If you’re looking for purity (and a resulting simplicity in implementation) but not to have to learn a bespoke API Cycle is nicely positioned.

WebRx

WebRx is similarly built on top of RxJS Observables but is a much fuller-fat framework that is much more a spiritual successor to Knockout than owing much to the influence Om or React.

Rather like React WebRx doesn’t really provide generalised event handling but instead has special sauce bindings for DOM events and a MessageBus system built over Rx.

It is also written in Typescript and generally looks to play well within the Microsoft ecosystem. It’s interesting to me as an example of how different a language has to be before its regarded as a barrier. Clearly the use of Typescript means there are people who will refuse to use the framework regardless of whether it works for their use case. Other people are going to be attracted exactly because it uses Typescript.

Deku

Language choices are also interesting in Deku which is another attempt to re-implement React in a superficial way.

Deku makes use of ES6 and 7 features and doesn’t aim to support a broad range of browsers (unlike say Ractive). Again that is going to rule it out for some people but this is a more interesting as now we are within dialects of the same core language. Language choice for implementing frameworks is not straightforward. What are you looking for? Conciseness? Editor support?

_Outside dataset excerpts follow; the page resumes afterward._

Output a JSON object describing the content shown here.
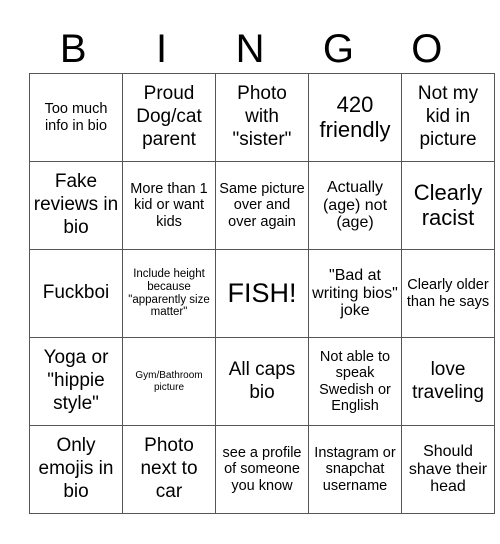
{
  "header": {
    "letters": [
      "B",
      "I",
      "N",
      "G",
      "O"
    ]
  },
  "rows": [
    [
      "Too much info in bio",
      "Proud Dog/cat parent",
      "Photo with \"sister\"",
      "420 friendly",
      "Not my kid in picture"
    ],
    [
      "Fake reviews in bio",
      "More than 1 kid or want kids",
      "Same picture over and over again",
      "Actually (age) not (age)",
      "Clearly racist"
    ],
    [
      "Fuckboi",
      "Include height because \"apparently size matter\"",
      "FISH!",
      "\"Bad at writing bios\" joke",
      "Clearly older than he says"
    ],
    [
      "Yoga or \"hippie style\"",
      "Gym/Bathroom picture",
      "All caps bio",
      "Not able to speak Swedish or English",
      "love traveling"
    ],
    [
      "Only emojis in bio",
      "Photo next to car",
      "see a profile of someone you know",
      "Instagram or snapchat username",
      "Should shave their head"
    ]
  ]
}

Deku aims to take the dom diffing approach but avoid getting caught in React’s framework and approach. In particular components are defined just as Javascript objects rather that classes and instances. Something I think makes it more elegant that normal React Components.

It does however still use JSX which is quite interesting as the framework claims to be taking a functional approach but actually uses a DSL for all its DOM construction.

The lifecycle hooks are slightly different with more hooks for different stages of the process and Deku uses some interesting function passing to send changed data down the tree to components.

Deku doesn’t take much influence from Om though. It doesn’t have sophisticated event handling and uses mutable data with generous access and callbacks on data write to do re-renders. This means bugs and state issues are no less likely to happen than with any other framework. It does adopt the single atom idea with a single tree representing the app and the app renderer being bound to the body element.

As such if you like the idea of React but don’t want to bound into its concept of how a Component should be defined but do like JSX and trust the implementors to create a better dom diff than Facebook or Virtualdom, this is the project for you.

Conclusion

I’ve only chosen a handful of frameworks to look at here, mostly based on the ones I know, I’m expecting people to point out more in the comments. I also haven’t used all of these frameworks. Road-testing all of them would be a bigger task than just trying to describe the design choices they’ve made.

The most common pattern is to try and improve the rendering time versus React by using different virtual dom difference algorithms. Usually this is combined with Observed variables that provide a Reactive component that allows changes in the data model to be conveyed to the DOM model with no coding required.

Few of the frameworks engage with the functional reactive programming paradigm by building abstract event streams or indeed any abstraction over discrete events.

The idea that the app should be a single data structure that represents the whole page seems to be gaining significant traction with several of the frameworks recommending this as an approach.

The explosion of frameworks resulting from the release of React is, I think, a positive thing. Initially it seems really daunting that you have all these choices but when you look at the real level of difference between them you can see that they are actually quite tightly coupled around a few common and core ideas and that mostly they express differences about the concerns that a framework should have which feeds into the wider conversation about micro or comprehensive frameworks.